É Carnaval mas eu levo a mal

Brinquem aos saloios e aos dentes noutro dia qualquer. No ano passado a Festa Medieval teve um Zorro e este ano a Feira Saloia vai ter um Ninja

O  Carnaval é por excelência a altura em que se pode ser o que se quiser. Algumas semanas antes os mais pequenos começam a dar asas à imaginação a pensar no que irão vestir no dia do Faz de Conta. 

É uma oportunidade de ouro para se ser forte e fantástico como os super-heróis preferidos, elegante e esbelta como as princesas e rainhas mais encantadoras, ou o que se quiser. De manhã os pais entram na brincadeira e ajudam a aperfeiçoar o disfarce: ajeitam as roupas impossíveis de vestir, arranjam forma de os filhos não passarem frio com aqueles fatos finíssimos, esmeram-se no que são os primórdios das pinturas faciais, calçam-lhes sapatos originais ou ajeitam-lhes o cabelo. As crianças saem de casa aos pinotes entusiasmadas com aquele dia diferente, ansiosas por se mostrarem aos amigos. Nas ruas a caminho da escola ou do trabalho podemos assistir a uma animação de cor e alegria contagiantes.
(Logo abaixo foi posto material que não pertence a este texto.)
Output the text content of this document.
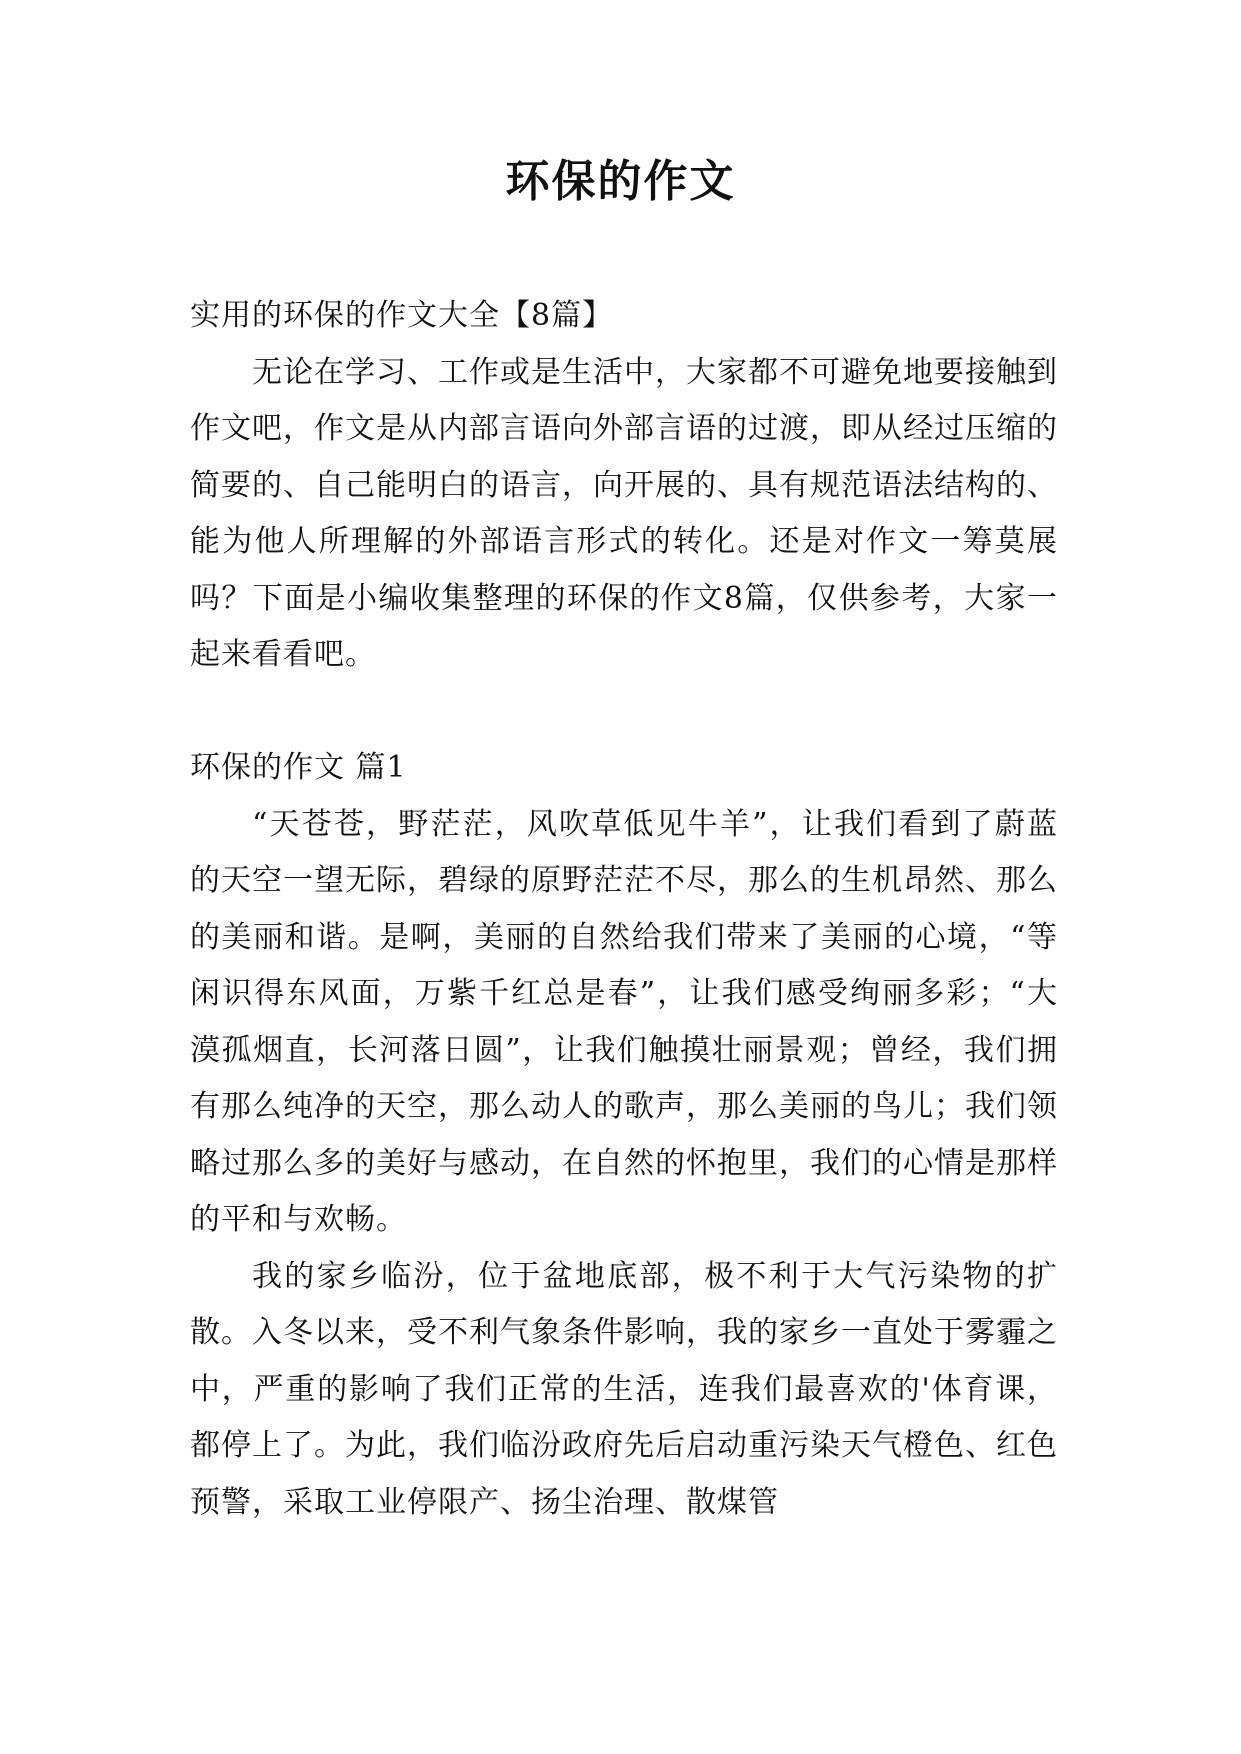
环保的作文

实用的环保的作文大全【8篇】

无论在学习、工作或是生活中，大家都不可避免地要接触到作文吧，作文是从内部言语向外部言语的过渡，即从经过压缩的简要的、自己能明白的语言，向开展的、具有规范语法结构的、能为他人所理解的外部语言形式的转化。还是对作文一筹莫展吗？下面是小编收集整理的环保的作文8篇，仅供参考，大家一起来看看吧。

环保的作文 篇1

“天苍苍，野茫茫，风吹草低见牛羊”，让我们看到了蔚蓝的天空一望无际，碧绿的原野茫茫不尽，那么的生机昂然、那么的美丽和谐。是啊，美丽的自然给我们带来了美丽的心境，“等闲识得东风面，万紫千红总是春”，让我们感受绚丽多彩；“大漠孤烟直，长河落日圆”，让我们触摸壮丽景观；曾经，我们拥有那么纯净的天空，那么动人的歌声，那么美丽的鸟儿；我们领略过那么多的美好与感动，在自然的怀抱里，我们的心情是那样的平和与欢畅。

我的家乡临汾，位于盆地底部，极不利于大气污染物的扩散。入冬以来，受不利气象条件影响，我的家乡一直处于雾霾之中，严重的影响了我们正常的生活，连我们最喜欢的'体育课，都停上了。为此，我们临汾政府先后启动重污染天气橙色、红色预警，采取工业停限产、扬尘治理、散煤管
Até que surgem os carnavais temáticos impostos ou sugeridos pelas escolas, para aproveitar os fatos que vão usar no Dia do Agrupamento ou só para serem desmancha-prazeres. No ano passado andava o meu filho mais velho desejoso de se mascarar de Zorro, quando recebo uma informação a dizer que os alunos ‘deveriam’ mascarar-se de acordo com o tema Época Medieval. Se no ano passado ainda podia haver cavaleiros e princesas este ano a partida foi mais longe: o tema escolhido é a Festa Saloia. Um ano à espera do dia de Carnaval para se mascarar de… Saloio. Tenho conhecimento de escolas em que o tema é a higiene oral e se mascaram de dentes, outras onde as nuvens imperam no ciclo da água ou os países estão na ordem do dia. Não tenho nada contra saloios, dentes, nuvens ou países mas jamais desejaria mascarar-me de uma coisa tão aborrecida. Além de que é uma dor de cabeça para os pais que já têm trezentas coisas para fazer engenhar um fato desses.

A ideia é haver um dia de maior irreverência em que ousamos ser quem nos apetecer, muitas vezes alguém que admiramos, que tem características de que gostamos, que pode ser totalmente diferente de nós e que naquele dia experimentamos. Explora-se a originalidade e a imaginação. Cada criança vive a sua personagem e brincam todos juntos. Ora, o que se explora num saloio, num dente, numa nuvem ou num país que não se escolheu? A que é que se brinca? Ainda mais quando a escola inteira está cheia de clones? Que tédio.

Os meus resquícios de frustração dos tempos do Carnaval em que só me apetecia meter num buraco quando chegava à escola vestida de nazarena mal-amanhada com roupas que havia lá em casa e não com o que eu gostaria de me mascarar, enquanto as minhas amigas exibiam vestidos tirados de contos de fadas, fizeram com que me desse imenso prazer ver os meus filhos vestirem-se e brincarem com liberdade no Carnaval – e também noutros dias – com o disfarce que escolhem. Pode até ser improvisado com o que temos, mas vai ao encontro do desejo deles. 

Por tudo isto recuso-me a que na escola até o Carnaval seja imposto. Que desvirtuem um dia que tinha um propósito: o de poder brincar e sonhar. Brinquem aos saloios e aos dentes noutro dia qualquer. No ano passado a Festa Medieval teve um Zorro e este ano a Feira Saloia vai ter um Ninja. É que, apesar de ser Carnaval, eu não acho piada nenhuma à partida, e levo mesmo a mal.